L’enquête de Dezeen de juin 2024 a marqué un tournant. En identifiant les cabinets, en leur demandant de commenter et en publiant le silence qui en a résulté aux côtés des abus documentés, Dezeen a rendu visible la complicité. Les couvertures ultérieures d’Architects’ Journal, d’Architect’s Newspaper et d’Architectural Review ont intégré le reportage sur les droits humains au reportage sur le design, produisant une image plus complète de ce que NEOM représentait.
Mais la presse architecturale opère sous les mêmes contraintes économiques que les cabinets qu’elle couvre. Les publications d’architecture dépendent de la publicité des cabinets et des entreprises de construction. Elles dépendent de l’accès aux projets pour les photographies et les entretiens. Elles dépendent de la bonne volonté de la profession pour les abonnements et l’engagement. Les publications qui ont posé les questions les plus difficiles sur NEOM sont aussi celles qui prennent le plus de risques commerciaux.
Il en résulte des médias d’architecture qui ont documenté les questions éthiques plus complètement que la profession n’y a répondu, tout en continuant à publier des rendus de NEOM à côté d’enquêtes sur NEOM. Le produit journalistique qui en découle est à la fois critique et complice : il montre le bâtiment et le sang, puis laisse au lecteur le soin de déterminer ce qui compte le plus.
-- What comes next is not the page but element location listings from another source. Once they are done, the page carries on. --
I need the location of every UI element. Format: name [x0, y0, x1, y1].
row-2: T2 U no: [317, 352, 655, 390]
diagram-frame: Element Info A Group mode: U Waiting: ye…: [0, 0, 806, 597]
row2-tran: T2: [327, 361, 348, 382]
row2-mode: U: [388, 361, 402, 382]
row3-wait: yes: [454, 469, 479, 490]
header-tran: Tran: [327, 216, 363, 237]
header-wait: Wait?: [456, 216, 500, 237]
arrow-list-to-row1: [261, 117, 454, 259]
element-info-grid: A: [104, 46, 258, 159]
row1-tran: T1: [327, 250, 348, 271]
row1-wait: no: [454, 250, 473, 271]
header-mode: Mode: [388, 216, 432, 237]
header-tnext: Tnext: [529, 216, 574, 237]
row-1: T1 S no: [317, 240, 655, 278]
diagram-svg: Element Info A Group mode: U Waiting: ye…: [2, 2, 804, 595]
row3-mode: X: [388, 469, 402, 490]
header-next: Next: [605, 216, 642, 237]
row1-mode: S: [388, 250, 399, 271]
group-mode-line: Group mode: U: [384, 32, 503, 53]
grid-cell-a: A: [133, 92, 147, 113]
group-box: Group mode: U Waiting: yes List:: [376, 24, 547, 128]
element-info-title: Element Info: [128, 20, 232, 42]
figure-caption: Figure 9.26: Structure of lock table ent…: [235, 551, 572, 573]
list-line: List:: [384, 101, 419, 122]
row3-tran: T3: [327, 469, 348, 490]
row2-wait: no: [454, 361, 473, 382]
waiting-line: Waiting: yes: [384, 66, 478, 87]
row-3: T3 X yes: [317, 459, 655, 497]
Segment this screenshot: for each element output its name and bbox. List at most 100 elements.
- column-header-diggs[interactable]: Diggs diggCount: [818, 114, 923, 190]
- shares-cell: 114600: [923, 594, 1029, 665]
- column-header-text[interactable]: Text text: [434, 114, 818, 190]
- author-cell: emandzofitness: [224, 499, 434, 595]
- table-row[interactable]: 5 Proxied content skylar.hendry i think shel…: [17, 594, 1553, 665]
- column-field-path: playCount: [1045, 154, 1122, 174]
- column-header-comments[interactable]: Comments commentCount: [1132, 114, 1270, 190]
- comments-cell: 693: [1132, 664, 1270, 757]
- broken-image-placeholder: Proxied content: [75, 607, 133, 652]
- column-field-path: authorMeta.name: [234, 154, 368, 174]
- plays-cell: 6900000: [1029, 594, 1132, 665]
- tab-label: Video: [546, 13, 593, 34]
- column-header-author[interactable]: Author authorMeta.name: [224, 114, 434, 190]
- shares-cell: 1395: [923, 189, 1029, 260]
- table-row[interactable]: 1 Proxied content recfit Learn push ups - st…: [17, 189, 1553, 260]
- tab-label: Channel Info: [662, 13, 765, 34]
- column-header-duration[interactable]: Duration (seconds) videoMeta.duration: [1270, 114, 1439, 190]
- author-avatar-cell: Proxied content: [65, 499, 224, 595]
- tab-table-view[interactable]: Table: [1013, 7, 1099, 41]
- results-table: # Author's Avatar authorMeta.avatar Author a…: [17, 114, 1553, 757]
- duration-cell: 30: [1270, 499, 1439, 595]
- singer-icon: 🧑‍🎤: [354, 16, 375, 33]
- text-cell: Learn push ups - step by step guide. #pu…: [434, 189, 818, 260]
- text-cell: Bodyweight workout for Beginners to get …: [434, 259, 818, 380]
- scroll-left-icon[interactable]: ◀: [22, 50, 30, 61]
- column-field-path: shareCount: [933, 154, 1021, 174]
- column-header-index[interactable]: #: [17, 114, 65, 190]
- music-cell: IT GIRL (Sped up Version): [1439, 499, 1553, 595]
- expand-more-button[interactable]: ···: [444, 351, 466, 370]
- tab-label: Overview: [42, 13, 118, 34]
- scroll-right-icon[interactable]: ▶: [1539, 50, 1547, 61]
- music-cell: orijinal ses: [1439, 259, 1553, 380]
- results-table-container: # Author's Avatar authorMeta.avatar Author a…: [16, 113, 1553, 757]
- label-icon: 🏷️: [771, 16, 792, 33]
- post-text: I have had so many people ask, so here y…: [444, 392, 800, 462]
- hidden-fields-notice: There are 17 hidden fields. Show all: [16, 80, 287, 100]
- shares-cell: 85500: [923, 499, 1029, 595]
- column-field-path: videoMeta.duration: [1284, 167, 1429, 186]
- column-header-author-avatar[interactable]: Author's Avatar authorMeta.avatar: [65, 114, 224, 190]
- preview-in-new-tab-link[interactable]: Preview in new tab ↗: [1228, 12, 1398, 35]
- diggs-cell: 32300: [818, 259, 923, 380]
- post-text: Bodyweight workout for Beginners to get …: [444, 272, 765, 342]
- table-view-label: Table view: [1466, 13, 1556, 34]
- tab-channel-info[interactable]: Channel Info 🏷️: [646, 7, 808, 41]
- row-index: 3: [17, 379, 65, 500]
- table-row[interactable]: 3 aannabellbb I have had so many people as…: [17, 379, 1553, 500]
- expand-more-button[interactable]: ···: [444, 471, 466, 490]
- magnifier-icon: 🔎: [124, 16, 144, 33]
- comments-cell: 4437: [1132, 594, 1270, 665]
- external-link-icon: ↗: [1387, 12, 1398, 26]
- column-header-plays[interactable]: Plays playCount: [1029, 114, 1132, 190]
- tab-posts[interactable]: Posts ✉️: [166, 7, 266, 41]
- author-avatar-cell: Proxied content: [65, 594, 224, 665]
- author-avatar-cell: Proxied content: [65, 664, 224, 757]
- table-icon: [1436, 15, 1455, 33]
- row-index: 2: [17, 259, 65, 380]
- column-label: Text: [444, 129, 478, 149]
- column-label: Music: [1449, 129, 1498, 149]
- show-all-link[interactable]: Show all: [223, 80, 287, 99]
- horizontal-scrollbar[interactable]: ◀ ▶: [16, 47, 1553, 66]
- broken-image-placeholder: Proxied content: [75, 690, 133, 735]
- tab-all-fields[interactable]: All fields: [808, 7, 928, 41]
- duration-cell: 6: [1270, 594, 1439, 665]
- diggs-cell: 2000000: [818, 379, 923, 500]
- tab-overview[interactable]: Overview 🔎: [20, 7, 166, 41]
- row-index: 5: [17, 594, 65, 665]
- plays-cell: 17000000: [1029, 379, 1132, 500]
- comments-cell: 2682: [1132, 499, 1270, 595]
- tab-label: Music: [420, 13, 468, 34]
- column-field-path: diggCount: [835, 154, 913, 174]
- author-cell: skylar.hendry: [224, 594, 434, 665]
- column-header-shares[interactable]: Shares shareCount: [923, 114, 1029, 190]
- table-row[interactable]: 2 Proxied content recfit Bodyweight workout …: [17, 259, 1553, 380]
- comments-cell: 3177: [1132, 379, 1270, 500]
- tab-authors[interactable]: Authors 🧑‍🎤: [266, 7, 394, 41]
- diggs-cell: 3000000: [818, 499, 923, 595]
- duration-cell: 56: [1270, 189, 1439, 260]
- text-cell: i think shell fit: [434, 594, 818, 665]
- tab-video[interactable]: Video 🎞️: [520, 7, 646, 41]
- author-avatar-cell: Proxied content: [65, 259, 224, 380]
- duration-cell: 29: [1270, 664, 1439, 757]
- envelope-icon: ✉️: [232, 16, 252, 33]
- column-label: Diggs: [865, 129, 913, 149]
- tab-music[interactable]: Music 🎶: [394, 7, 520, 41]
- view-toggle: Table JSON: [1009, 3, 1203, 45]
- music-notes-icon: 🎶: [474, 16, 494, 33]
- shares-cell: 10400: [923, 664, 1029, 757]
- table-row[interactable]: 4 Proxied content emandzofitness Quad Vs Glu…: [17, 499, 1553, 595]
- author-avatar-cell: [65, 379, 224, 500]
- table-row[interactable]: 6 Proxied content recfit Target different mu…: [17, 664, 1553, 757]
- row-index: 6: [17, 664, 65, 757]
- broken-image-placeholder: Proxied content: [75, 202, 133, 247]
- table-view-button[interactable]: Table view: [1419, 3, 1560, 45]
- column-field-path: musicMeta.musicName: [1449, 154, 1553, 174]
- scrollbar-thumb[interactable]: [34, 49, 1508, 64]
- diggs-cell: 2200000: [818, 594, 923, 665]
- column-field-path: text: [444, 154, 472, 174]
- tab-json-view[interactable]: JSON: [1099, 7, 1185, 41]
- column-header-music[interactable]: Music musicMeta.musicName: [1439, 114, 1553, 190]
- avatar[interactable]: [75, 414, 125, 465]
La réponse de la profession, mesurée par le comportement plutôt que par les déclarations, est claire. Dix-sept cabinets sur 23 sont restés. Aucun n’a commenté. Les bâtiments sont encore en conception. Les travailleurs sont encore dans les camps. Et les rendus, propres, lumineux, sans présence du travail, continuent de circuler dans une profession qui a décidé, par son silence, que le design relevait de sa responsabilité et que le bilan humain n’en relevait pas.
Cette enquête s’appuie sur l’enquête de Dezeen de juin 2024 consacrée aux cabinets d’architecture travaillant sur NEOM ; sur l’entretien de Dezeen avec Lina al-Hathloul d’ALQST ; sur Architects’ Journal, qui a couvert le départ de Morphosis, l’éviction d’Adjaye et la nomination de Delugan Meissl ; sur World Architects ; sur Artforum et Frieze, qui ont rapporté le retrait de Norman Foster ; sur The Nation ; sur le Code of Ethics de l’American Institute of Architects ; sur le code éthique du Royal Institute of British Architects ; sur Architectural Record ; et sur la couverture plus large de NEOM par la presse architecturale. Vision2030.AI est éditorialement indépendant et n’est affilié ni à NEOM, ni au PIF, ni à une quelconque entité officielle de Vision 2030.